La mayoría de los estudios establecen que la violencia de los adolescentes hacia sus progenitores se produce por la permisividad, la negligencia y la ausencia físico o psicológica de la figura paterna, es decir que estas conductas son una constante en los hijos maltratadores.

La violencia se aprende sobre todo dentro del entorno familiar, es una de las características de estos maltratadores, es decir que los hijos que agreden en general:

  • Son egocéntricos
  • Tienen baja tolerancia a la frustración
  • Tienen ira y falta de empatía
  • Gran impulsividad

El problema es que todo esto no aparece de manera espontanea, un bebe no nace con un sentimiento de ira o de intolerancia a la frustración o con sentido de la agresividad, eso se va a prendiendo con el paso de los años, dentro de su entorno familiar, social y de las relaciones con sus semejantes, por eso a veces tendríamos que mirarnos en nuestro propio ombligo para ver que parte de culpa tenemos nosotros dentro de estas situaciones, porque parece que todo es culpa de los menores o de los adolescentes que de repente se han convertido en violentos y maltratadores como por arte de magia y en principio todo tiene una explicación, pero claro a veces no nos interesa verlas, porque seriamos protagonistas principales de esa película.
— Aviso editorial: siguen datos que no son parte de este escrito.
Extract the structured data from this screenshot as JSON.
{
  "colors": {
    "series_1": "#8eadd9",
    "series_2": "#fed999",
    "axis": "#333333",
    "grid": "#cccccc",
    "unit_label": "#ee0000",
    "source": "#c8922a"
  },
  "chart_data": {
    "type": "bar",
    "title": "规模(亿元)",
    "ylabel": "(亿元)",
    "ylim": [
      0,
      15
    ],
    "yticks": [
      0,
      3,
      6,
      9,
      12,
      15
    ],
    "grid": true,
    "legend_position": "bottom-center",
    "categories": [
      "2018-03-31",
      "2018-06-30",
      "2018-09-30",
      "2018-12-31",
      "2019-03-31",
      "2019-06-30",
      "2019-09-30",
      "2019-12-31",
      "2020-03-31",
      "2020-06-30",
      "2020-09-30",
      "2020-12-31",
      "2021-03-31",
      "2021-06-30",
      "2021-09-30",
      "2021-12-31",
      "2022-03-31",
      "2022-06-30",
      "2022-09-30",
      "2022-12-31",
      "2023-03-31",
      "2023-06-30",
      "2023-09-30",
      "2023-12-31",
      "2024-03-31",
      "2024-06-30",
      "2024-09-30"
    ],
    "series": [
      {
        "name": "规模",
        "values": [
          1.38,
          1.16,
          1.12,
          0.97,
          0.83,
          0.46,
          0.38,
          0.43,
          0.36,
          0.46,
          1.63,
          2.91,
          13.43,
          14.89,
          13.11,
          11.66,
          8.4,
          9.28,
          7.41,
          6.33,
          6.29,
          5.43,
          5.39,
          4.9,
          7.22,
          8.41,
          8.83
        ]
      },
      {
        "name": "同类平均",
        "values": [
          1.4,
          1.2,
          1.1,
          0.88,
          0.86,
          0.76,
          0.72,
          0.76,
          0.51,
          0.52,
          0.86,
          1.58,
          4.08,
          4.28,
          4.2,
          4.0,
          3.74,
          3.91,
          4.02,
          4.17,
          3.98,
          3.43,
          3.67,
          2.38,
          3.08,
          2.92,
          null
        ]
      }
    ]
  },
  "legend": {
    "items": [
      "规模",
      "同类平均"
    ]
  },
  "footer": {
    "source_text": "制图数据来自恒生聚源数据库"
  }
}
Las conclusiones son claras al respecto, el entorno en el que se mueven nuestros menores es fundamental para su educación y para su aprendizaje, y si este no es el idóneo será difícil pedir que nuestros hijos adopten actitudes y comportamientos diferentes a los que han visto en su entorno familiar del cual somos los únicos responsables por mucho que nos cueste reconocerlo.